In 2019 the Wizard Ranch was sold off to the Lancaster County Conservancy. The scouts are still permitted to hold Wizard Safaris at the location. The next Safari date in 2027 will be the 40th anniversary of the modern Wizard Safari!

==Sasquesahanough Lodge==
The Sasquesahanough Lodge 11 was established January 1, 2011. The lodge was formed as a consolidation of the Susquehannock Lodge XI of Keystone Area Council and Tuckahoe Lodge 386 of York–Adams Area Council in 2010. As the New Birth of Freedom Council operated in its inaugural year, the two Order of the Arrow lodges began their consolidation.

The officers, advisors, and members of each lodge worked diligently throughout 2010 to construct guiding documents, develop program opportunities, and cultivate traditions of the new lodge. Mr. Jeff Richter was appointed as the inaugural lodge advisor. At one of the first merged council events, Wizard Safari held at Wizard Ranch, an election was held to elect the first slate of lodge officers. Justin Eberly was elected as the inaugural lodge chief.
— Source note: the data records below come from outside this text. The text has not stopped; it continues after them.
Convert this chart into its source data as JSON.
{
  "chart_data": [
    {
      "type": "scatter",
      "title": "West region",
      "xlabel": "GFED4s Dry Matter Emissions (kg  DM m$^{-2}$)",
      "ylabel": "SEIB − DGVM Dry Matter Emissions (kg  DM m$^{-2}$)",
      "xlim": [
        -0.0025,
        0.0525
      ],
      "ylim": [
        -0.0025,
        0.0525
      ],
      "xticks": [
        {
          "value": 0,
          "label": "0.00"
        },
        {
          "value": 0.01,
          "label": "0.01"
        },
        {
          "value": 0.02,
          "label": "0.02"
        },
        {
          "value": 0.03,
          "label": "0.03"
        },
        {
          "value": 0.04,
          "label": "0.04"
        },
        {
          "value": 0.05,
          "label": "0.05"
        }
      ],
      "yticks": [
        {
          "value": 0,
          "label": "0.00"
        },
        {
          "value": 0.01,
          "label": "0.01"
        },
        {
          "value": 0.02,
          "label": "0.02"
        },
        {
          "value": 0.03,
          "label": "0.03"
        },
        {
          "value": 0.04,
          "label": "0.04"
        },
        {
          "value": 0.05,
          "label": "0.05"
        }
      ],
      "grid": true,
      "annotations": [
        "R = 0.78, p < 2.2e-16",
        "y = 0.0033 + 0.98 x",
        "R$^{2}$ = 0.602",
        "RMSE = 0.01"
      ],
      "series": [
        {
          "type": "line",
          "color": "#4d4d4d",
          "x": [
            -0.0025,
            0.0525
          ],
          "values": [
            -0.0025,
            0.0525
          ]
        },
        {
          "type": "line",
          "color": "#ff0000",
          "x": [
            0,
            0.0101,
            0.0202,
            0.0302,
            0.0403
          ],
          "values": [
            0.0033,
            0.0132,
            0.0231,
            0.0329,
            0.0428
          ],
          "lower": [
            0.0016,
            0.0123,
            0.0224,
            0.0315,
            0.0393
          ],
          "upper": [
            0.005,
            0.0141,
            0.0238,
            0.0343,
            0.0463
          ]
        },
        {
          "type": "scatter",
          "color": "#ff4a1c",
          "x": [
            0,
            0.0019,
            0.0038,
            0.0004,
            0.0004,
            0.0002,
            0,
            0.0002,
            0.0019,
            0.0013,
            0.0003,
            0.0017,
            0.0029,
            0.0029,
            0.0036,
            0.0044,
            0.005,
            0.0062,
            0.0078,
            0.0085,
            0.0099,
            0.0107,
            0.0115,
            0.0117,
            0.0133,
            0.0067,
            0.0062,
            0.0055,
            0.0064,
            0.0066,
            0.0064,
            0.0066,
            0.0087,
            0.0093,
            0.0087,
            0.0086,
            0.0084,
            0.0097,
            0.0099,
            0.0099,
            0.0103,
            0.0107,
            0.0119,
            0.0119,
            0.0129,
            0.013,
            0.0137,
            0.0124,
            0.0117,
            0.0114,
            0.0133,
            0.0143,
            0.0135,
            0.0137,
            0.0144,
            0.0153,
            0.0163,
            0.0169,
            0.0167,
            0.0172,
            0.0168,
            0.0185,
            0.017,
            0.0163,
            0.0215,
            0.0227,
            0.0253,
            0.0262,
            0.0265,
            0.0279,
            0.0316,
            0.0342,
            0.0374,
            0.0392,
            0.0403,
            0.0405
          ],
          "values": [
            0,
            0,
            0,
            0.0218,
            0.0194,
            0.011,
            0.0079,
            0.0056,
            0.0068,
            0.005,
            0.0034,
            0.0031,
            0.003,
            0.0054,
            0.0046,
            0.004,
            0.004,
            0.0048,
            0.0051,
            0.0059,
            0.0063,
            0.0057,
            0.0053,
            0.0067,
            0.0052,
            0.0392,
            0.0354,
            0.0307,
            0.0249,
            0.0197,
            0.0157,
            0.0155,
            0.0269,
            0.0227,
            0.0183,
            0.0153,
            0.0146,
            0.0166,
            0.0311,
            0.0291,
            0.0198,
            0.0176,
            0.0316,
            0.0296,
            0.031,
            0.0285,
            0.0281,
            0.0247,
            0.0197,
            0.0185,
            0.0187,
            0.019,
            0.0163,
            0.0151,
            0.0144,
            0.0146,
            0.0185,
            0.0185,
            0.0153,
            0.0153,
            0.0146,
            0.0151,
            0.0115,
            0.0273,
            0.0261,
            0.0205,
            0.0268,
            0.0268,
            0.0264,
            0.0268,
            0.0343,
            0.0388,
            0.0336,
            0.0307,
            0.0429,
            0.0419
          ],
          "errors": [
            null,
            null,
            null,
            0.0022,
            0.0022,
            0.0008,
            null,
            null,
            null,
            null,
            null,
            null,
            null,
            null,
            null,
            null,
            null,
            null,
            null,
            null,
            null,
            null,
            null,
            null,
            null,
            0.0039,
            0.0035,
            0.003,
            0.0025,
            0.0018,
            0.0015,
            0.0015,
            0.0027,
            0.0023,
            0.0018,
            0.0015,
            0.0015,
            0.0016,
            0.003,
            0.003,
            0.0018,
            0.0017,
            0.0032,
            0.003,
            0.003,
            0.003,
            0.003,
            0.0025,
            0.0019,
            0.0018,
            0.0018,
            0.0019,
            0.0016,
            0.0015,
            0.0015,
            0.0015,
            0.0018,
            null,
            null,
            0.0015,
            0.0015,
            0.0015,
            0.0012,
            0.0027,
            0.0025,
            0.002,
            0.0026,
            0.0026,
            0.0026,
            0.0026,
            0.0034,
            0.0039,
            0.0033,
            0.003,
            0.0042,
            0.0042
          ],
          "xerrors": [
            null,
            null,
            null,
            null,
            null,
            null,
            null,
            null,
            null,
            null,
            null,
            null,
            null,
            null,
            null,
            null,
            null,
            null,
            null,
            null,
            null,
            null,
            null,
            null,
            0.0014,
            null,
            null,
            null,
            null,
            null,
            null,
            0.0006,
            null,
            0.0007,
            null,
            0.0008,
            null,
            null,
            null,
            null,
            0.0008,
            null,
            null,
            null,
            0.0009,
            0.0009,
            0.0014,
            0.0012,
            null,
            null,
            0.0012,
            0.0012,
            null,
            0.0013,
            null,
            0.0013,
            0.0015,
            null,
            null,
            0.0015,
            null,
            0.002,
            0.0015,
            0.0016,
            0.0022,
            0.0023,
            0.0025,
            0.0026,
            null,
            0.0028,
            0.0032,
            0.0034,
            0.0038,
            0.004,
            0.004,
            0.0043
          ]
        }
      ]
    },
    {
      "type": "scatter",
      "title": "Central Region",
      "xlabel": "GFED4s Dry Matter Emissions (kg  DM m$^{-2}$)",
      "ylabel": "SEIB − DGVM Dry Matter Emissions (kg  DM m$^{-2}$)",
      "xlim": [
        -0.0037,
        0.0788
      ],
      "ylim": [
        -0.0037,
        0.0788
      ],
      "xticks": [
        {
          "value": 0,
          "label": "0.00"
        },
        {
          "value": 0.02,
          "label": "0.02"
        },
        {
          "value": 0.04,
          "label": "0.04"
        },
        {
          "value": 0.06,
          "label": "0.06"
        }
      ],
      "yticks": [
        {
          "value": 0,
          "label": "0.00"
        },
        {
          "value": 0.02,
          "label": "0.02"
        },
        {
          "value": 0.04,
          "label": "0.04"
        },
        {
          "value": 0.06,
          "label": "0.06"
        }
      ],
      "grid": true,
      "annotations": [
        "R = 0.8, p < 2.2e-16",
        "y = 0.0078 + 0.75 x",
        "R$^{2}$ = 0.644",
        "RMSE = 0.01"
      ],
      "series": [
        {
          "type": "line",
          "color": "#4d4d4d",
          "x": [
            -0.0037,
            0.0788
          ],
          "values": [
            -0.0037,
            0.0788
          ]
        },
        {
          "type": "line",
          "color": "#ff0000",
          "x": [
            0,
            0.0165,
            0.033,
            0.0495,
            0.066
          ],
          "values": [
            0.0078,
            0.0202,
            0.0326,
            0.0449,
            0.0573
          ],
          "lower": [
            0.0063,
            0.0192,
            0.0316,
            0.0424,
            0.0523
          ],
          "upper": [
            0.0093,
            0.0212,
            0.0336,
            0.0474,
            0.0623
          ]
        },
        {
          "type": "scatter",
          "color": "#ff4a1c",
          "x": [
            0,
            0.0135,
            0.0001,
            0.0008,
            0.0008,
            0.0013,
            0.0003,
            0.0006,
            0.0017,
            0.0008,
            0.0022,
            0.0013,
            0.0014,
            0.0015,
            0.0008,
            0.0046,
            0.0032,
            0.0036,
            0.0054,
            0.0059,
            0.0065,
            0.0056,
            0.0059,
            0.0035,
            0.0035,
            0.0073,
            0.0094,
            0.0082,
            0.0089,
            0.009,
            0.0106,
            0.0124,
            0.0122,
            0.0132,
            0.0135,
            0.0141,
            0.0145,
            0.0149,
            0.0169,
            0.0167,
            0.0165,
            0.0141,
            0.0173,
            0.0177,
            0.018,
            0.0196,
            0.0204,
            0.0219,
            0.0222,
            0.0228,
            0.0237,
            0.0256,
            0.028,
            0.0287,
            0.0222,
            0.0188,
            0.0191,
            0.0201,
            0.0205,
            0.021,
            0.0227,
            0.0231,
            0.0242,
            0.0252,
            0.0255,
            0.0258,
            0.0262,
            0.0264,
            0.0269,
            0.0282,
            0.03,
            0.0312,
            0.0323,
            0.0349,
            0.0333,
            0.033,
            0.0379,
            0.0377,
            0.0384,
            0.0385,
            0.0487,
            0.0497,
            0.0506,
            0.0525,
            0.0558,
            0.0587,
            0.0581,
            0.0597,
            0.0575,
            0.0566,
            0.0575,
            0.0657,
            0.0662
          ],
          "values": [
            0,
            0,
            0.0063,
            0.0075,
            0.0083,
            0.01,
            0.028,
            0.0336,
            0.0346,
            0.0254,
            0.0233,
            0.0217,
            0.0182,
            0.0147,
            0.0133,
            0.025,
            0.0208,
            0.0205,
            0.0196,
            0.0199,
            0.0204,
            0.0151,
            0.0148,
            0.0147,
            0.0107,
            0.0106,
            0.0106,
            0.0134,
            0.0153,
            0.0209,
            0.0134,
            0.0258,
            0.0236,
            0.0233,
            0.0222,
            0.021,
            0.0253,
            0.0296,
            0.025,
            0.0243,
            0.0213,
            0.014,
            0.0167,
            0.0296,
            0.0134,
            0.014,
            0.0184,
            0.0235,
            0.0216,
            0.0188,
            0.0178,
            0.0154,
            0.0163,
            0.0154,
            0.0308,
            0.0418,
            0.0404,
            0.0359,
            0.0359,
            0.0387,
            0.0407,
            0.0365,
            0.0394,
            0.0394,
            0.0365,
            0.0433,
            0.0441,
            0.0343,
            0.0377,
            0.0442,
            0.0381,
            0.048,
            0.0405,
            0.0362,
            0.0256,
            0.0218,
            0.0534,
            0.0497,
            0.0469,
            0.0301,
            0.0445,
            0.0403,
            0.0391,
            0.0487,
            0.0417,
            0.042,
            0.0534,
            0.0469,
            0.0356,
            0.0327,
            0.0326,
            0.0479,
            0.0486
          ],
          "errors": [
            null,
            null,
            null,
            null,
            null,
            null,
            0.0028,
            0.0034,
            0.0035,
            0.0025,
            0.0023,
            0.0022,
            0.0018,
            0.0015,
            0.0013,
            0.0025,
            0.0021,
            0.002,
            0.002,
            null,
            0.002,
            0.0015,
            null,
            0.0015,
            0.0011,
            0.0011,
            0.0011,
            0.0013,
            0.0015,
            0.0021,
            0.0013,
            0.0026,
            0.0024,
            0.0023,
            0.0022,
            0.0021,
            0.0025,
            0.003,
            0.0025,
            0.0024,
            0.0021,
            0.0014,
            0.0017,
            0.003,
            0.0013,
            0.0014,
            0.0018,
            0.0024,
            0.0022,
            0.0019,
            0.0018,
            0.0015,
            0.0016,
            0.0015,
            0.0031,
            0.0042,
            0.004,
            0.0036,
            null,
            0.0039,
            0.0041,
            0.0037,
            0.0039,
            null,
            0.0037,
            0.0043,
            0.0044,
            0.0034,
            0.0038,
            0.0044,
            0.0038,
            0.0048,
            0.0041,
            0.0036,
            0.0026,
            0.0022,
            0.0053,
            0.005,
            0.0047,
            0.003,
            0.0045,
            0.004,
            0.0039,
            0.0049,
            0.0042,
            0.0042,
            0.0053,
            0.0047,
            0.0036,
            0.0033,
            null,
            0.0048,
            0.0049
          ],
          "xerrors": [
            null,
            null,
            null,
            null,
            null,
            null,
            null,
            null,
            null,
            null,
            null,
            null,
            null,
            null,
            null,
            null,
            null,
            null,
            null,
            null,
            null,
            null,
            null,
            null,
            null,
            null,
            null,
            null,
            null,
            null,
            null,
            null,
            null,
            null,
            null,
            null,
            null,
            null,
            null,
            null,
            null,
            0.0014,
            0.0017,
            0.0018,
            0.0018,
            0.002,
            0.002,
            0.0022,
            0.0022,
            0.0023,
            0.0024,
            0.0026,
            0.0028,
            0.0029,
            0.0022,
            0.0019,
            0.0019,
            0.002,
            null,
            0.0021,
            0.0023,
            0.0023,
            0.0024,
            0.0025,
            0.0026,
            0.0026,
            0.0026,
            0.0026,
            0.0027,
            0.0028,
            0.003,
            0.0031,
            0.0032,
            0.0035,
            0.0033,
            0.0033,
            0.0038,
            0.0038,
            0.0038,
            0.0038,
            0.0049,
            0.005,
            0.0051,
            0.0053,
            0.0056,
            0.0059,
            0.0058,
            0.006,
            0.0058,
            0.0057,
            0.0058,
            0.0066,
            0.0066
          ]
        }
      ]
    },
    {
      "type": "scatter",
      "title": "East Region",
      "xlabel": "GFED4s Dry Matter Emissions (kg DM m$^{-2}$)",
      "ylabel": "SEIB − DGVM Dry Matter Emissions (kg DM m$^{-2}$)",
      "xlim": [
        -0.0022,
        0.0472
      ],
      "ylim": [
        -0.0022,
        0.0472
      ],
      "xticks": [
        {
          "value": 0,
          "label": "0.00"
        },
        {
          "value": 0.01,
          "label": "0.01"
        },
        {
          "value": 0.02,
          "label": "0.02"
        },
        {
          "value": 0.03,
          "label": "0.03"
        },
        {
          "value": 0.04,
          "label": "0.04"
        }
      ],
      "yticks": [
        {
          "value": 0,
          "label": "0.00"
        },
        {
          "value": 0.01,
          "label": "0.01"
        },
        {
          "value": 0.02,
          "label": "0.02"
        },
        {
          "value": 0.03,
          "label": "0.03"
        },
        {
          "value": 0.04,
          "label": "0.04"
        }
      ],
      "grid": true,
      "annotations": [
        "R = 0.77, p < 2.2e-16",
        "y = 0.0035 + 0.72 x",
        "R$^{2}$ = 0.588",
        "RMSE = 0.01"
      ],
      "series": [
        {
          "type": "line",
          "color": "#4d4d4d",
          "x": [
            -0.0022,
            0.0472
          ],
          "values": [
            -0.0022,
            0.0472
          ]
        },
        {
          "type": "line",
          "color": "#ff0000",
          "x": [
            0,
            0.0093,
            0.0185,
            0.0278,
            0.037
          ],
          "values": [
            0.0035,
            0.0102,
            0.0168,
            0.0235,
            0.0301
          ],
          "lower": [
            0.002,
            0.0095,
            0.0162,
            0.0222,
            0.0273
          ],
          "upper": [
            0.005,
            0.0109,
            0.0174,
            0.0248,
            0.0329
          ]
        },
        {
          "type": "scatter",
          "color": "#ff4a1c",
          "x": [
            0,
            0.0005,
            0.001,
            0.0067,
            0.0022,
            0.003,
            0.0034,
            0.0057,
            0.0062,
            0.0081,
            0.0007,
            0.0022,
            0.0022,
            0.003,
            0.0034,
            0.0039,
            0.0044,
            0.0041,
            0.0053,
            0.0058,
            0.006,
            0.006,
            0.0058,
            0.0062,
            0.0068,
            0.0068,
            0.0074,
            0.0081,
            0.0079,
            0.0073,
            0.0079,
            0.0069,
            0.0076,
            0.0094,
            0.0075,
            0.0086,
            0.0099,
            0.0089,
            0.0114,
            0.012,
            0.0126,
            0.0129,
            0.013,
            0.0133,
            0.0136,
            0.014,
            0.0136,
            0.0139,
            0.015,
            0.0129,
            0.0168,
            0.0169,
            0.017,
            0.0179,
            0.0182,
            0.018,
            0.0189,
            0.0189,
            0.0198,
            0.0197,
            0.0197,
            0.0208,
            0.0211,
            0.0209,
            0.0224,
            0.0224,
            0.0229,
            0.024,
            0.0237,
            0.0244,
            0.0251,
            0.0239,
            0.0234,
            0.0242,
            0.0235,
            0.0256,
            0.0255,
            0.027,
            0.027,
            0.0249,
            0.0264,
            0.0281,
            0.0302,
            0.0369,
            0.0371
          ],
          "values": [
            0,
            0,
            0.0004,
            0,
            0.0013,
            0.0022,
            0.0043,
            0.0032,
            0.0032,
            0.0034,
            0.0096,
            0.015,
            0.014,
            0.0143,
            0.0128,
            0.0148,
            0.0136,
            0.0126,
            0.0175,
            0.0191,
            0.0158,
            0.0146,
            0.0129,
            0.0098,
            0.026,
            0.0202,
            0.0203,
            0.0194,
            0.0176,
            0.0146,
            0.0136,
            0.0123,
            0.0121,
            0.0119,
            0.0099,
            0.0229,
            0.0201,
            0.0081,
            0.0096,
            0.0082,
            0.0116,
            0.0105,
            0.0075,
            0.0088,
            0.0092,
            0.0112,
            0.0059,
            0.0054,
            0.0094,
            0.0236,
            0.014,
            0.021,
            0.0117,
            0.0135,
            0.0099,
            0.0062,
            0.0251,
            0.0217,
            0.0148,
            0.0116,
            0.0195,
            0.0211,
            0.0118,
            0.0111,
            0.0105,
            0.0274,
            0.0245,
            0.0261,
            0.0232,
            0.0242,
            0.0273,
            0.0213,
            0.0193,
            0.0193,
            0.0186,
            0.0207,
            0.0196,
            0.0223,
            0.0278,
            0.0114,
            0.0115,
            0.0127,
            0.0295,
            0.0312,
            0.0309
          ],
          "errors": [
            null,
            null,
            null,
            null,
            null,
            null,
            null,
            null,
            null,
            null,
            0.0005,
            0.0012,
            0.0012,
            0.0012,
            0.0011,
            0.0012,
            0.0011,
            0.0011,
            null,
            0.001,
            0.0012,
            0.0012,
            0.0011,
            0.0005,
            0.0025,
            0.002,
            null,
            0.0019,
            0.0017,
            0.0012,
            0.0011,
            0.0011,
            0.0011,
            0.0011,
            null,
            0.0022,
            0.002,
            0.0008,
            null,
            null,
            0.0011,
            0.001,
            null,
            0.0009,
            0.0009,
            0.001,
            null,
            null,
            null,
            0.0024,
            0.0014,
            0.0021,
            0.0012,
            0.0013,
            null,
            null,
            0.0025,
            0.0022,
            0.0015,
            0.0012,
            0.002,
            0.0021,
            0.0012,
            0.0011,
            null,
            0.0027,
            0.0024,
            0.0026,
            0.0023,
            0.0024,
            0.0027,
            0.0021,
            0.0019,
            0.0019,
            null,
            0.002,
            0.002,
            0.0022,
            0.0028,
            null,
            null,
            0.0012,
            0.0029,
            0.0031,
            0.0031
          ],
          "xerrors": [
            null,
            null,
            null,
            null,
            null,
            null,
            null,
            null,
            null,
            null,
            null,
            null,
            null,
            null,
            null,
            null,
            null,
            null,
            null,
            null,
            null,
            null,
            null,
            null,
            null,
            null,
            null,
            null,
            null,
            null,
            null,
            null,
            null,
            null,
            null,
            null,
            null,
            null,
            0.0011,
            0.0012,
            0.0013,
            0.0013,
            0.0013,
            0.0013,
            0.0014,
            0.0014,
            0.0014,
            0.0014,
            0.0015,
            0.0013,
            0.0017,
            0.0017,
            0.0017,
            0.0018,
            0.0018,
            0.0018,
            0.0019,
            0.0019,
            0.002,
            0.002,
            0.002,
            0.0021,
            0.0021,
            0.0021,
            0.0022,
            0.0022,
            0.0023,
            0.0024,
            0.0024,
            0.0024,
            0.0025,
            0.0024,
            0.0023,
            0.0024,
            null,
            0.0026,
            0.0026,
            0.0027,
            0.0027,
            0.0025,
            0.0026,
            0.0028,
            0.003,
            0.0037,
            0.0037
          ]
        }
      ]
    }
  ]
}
At a special meeting in October 2010, the name "Sasquesahanough" was selected to be the lodge name. The name reflects the 1612 spelling of Susquehanna River and reflects the region covered by the lodge. The phoenix was selected to be the lodge totem. The phoenix represents the Sasquesahanough Lodge's emergence from the legacy lodges as a new entity.

Sasquesahanough Arrowmen celebrated the lodge's 11th anniversary through 2021-2022, chosen over the 10th anniversary due to the COVID-19 pandemic and celebration of the lodge's number.